Adelia's Studio

“If we only look for it, we are surrounded by the beautiful always. Cherish it, love it. Take it into your hearts and it will be your very life”. —Adelia Armstrong Lutz

“The finish and truth to nature of the work reflect, in a very high degree, to the credit of Miss Armstrong’s artistic ability. She will some day take rank among the greatest of American artists”.  —Knoxville Daily Chronicle, January 20, 1886.

Adelia’s Studio is the crown jewel of Historic Westwood. It is where one of Tennessee’s first professional  female painters worked, displayed her paintings, inspired her students, hosted the Nicholson Art League and welcomed her closest circle of friends and family.

While Adelia occasionally painted portraits (especially of her children) and landscapes, her favorite subject matter was flowers, especially hollyhocks, which she also grew in her garden at Westwood. Adelia studied at the Philadelphia Academy of Fine Art and the Corcoran Art Gallery in Washington, D.C. Her works were exhibited at expositions throughout the South and won various awards. Her paintings are currently included in the collections of the Knoxville Museum of Art and the Tennessee State Museum. The collection at Historic Westwood is the largest public gallery of her work with many pieces on permanent loan from the McClung Collection.
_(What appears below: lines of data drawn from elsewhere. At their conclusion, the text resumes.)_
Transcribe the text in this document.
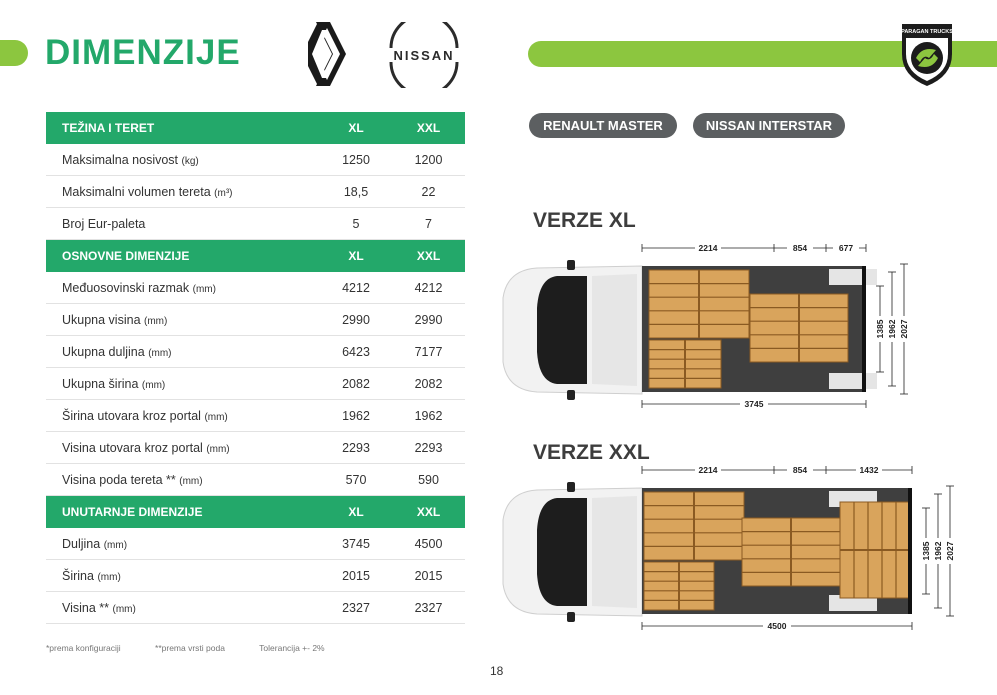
DIMENZIJE	NISSAN
PARAGAN TRUCKS
TEŽINA I TERET	XL	XXL
Maksimalna nosivost (kg)	1250	1200
Maksimalni volumen tereta (m³)	18,5	22
Broj Eur-paleta	5	7
OSNOVNE DIMENZIJE	XL	XXL
Međuosovinski razmak (mm)	4212	4212
Ukupna visina (mm)	2990	2990
Ukupna duljina (mm)	6423	7177
Ukupna širina (mm)	2082	2082
Širina utovara kroz portal (mm)	1962	1962
Visina utovara kroz portal (mm)	2293	2293
Visina poda tereta ** (mm)	570	590
UNUTARNJE DIMENZIJE	XL	XXL
Duljina (mm)	3745	4500
Širina (mm)	2015	2015
Visina ** (mm)	2327	2327
*prema konfiguraciji	**prema vrsti poda	Tolerancija +- 2%
18
RENAULT MASTER	NISSAN INTERSTAR
VERZE XL
VERZE XXL
2214	854	677
3745
1385 1962 2027
2214	854	1432
4500
1385 1962 2027
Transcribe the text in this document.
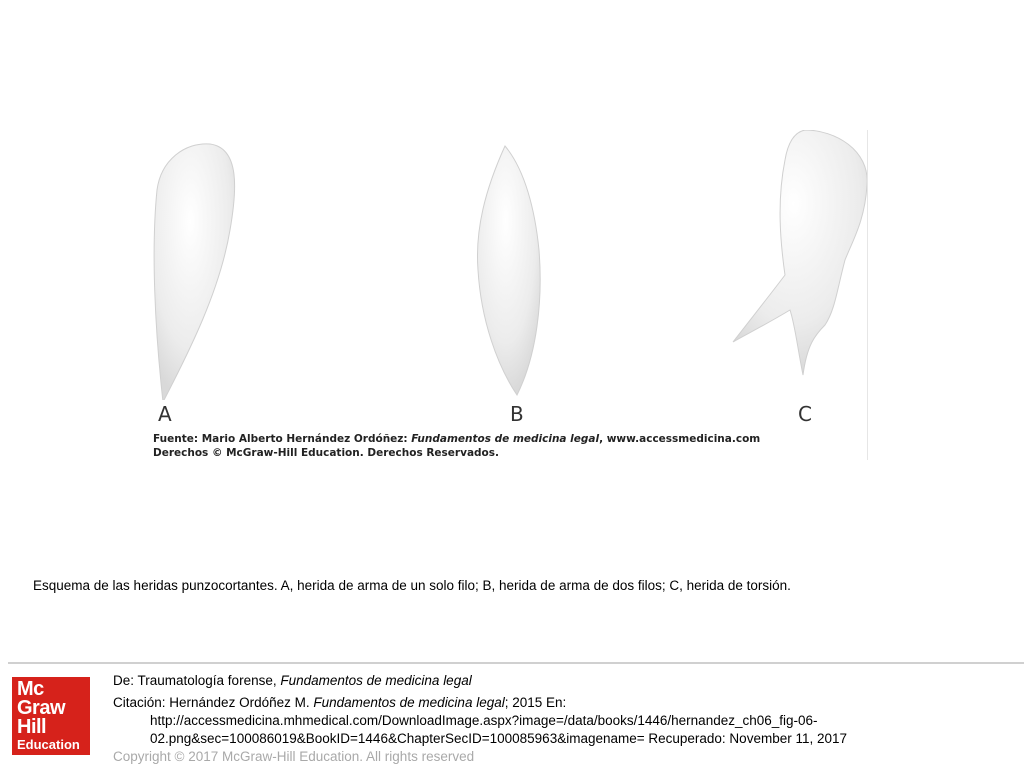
A	B	C
Fuente: Mario Alberto Hernández Ordóñez: Fundamentos de medicina legal, www.accessmedicina.com
Derechos © McGraw-Hill Education. Derechos Reservados.
Esquema de las heridas punzocortantes. A, herida de arma de un solo filo; B, herida de arma de dos filos; C, herida de torsión.
Mc
Graw
Hill
Education
De: Traumatología forense, Fundamentos de medicina legal
Citación: Hernández Ordóñez M. Fundamentos de medicina legal; 2015 En:
http://accessmedicina.mhmedical.com/DownloadImage.aspx?image=/data/books/1446/hernandez_ch06_fig-06-
02.png&sec=100086019&BookID=1446&ChapterSecID=100085963&imagename= Recuperado: November 11, 2017
Copyright © 2017 McGraw-Hill Education. All rights reserved
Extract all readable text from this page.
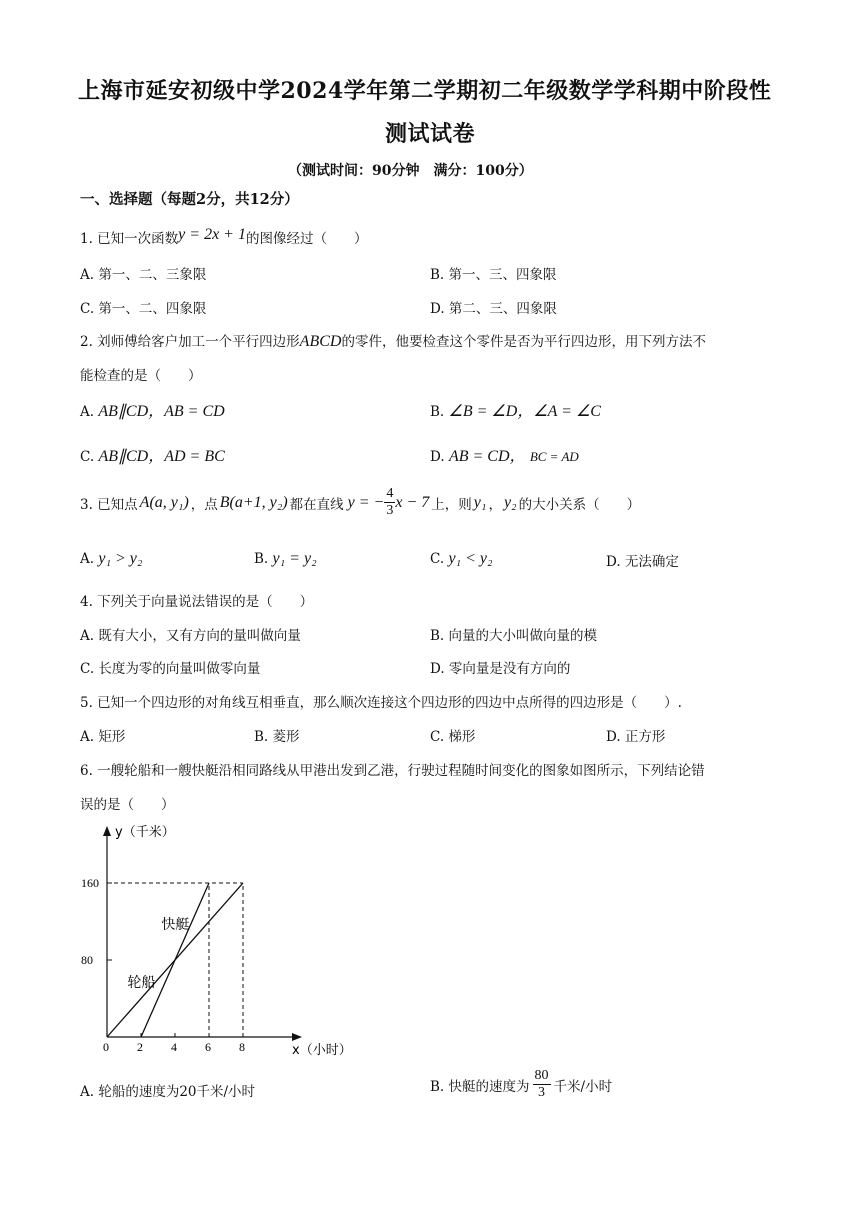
上海市延安初级中学2024学年第二学期初二年级数学学科期中阶段性
测试试卷
（测试时间：90分钟　满分：100分）
一、选择题（每题2分，共12分）
1. 已知一次函数y = 2x + 1的图像经过（　　）
A. 第一、二、三象限	B. 第一、三、四象限
C. 第一、二、四象限	D. 第二、三、四象限
2. 刘师傅给客户加工一个平行四边形ABCD的零件，他要检查这个零件是否为平行四边形，用下列方法不
能检查的是（　　）
A. AB∥CD，AB = CD	B. ∠B = ∠D，∠A = ∠C
C. AB∥CD，AD = BC	D. AB = CD， BC = AD
3. 已知点 A(a, y₁) ，点 B(a+1, y₂) 都在直线 y = − $\frac{4}{3}$ x − 7 上，则 y₁ ， y₂ 的大小关系（　　）
A. y₁ > y₂	B. y₁ = y₂	C. y₁ < y₂	D. 无法确定
4. 下列关于向量说法错误的是（　　）
A. 既有大小，又有方向的量叫做向量	B. 向量的大小叫做向量的模
C. 长度为零的向量叫做零向量	D. 零向量是没有方向的
5. 已知一个四边形的对角线互相垂直，那么顺次连接这个四边形的四边中点所得的四边形是（　　）.
A. 矩形	B. 菱形	C. 梯形	D. 正方形
6. 一艘轮船和一艘快艇沿相同路线从甲港出发到乙港，行驶过程随时间变化的图象如图所示，下列结论错
误的是（　　）
y（千米）
x（小时）
0 2 4 6 8
80
160
轮船
快艇
A. 轮船的速度为20千米/小时	B. 快艇的速度为 $\frac{80}{3}$ 千米/小时
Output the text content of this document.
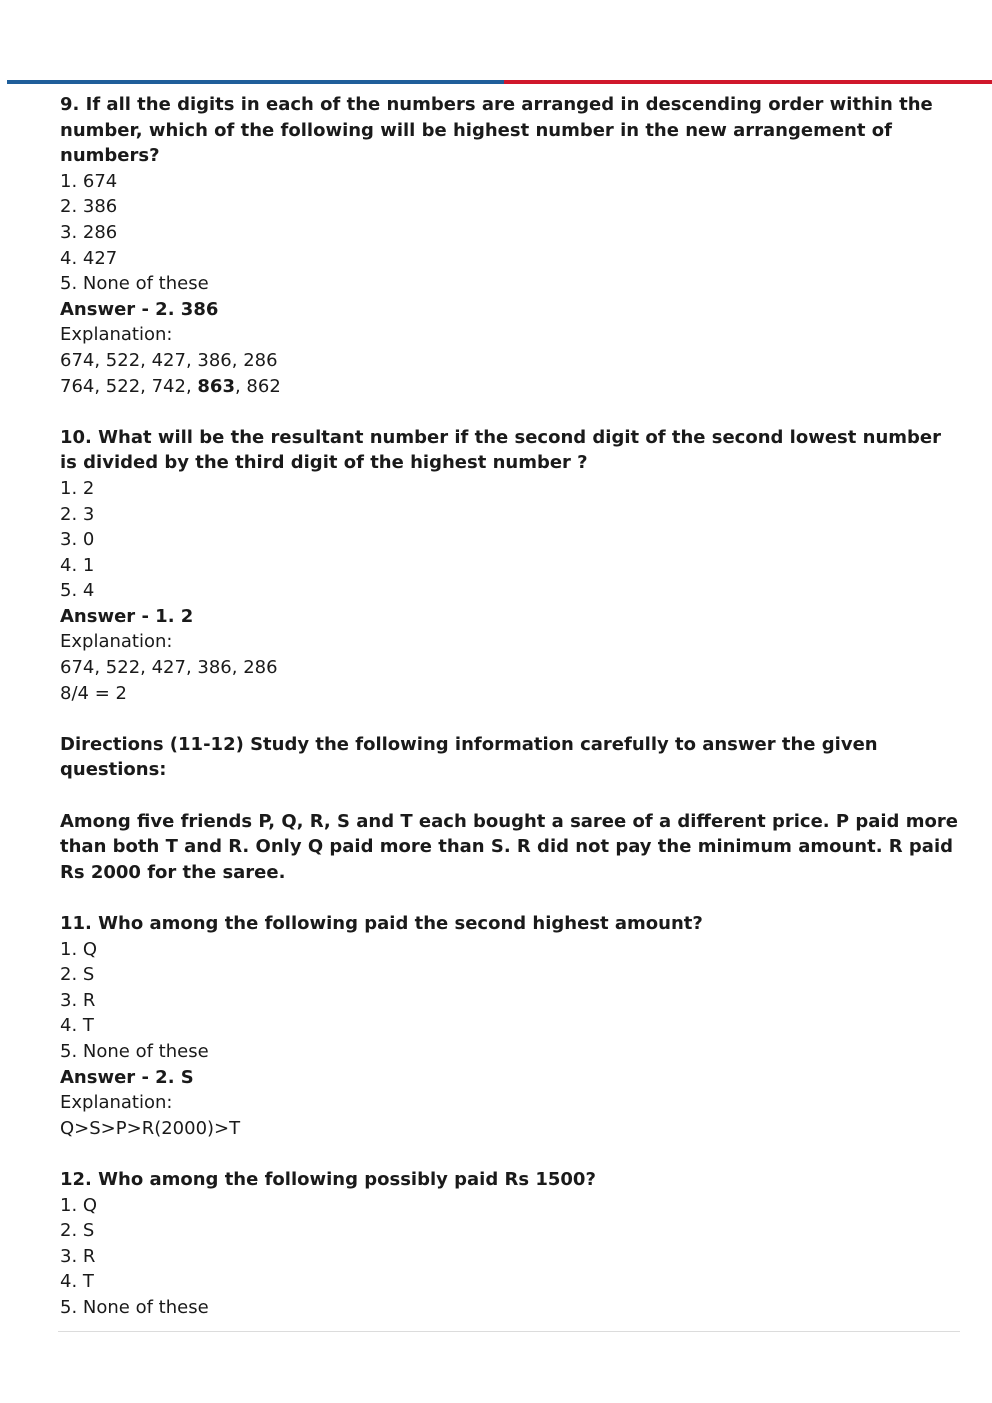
9. If all the digits in each of the numbers are arranged in descending order within the number, which of the following will be highest number in the new arrangement of numbers?
1. 674
2. 386
3. 286
4. 427
5. None of these
Answer - 2. 386
Explanation:
674, 522, 427, 386, 286
764, 522, 742, 863, 862
10. What will be the resultant number if the second digit of the second lowest number is divided by the third digit of the highest number ?
1. 2
2. 3
3. 0
4. 1
5. 4
Answer - 1. 2
Explanation:
674, 522, 427, 386, 286
8/4 = 2
Directions (11-12) Study the following information carefully to answer the given questions:
Among five friends P, Q, R, S and T each bought a saree of a different price. P paid more than both T and R. Only Q paid more than S. R did not pay the minimum amount. R paid Rs 2000 for the saree.
11. Who among the following paid the second highest amount?
1. Q
2. S
3. R
4. T
5. None of these
Answer - 2. S
Explanation:
Q>S>P>R(2000)>T
12. Who among the following possibly paid Rs 1500?
1. Q
2. S
3. R
4. T
5. None of these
Lutz did much of her work at Historic Westwood in her studio, a grand room with a cathedral ceiling and skylights. The walls are painted in Lutz’s preferred color of red and the studio’s fireplace contains tiles painted with the portraits of Lutz’s favorite authors. Adelia was an inaugural member of the storied Nicholson Art League which included other notable local artists such as Lloyd Branson and Catherine Wiley.

Antique Lamp Collection

In addition to Adelia’s artwork, the Studio is home to an impressive collection of antique slag lamps from the collection of John and Nancy Coates. These beautiful lamps (one of which can be seen in the photo below) have beautiful detailing. The Coates rotate the lamps on display throughout the year.

Cynthia Markert Exhibit

Adjacent to Adelia’s Studio is the sun porch where she also did some painting. Today it is home to a stunning piece of art entitled “The Letting Go” by artist Cynthia Markert. The painting was donated to Historic Westwood by Rich and Jane Ray in memory of their daughter Andie, an active local preservationist.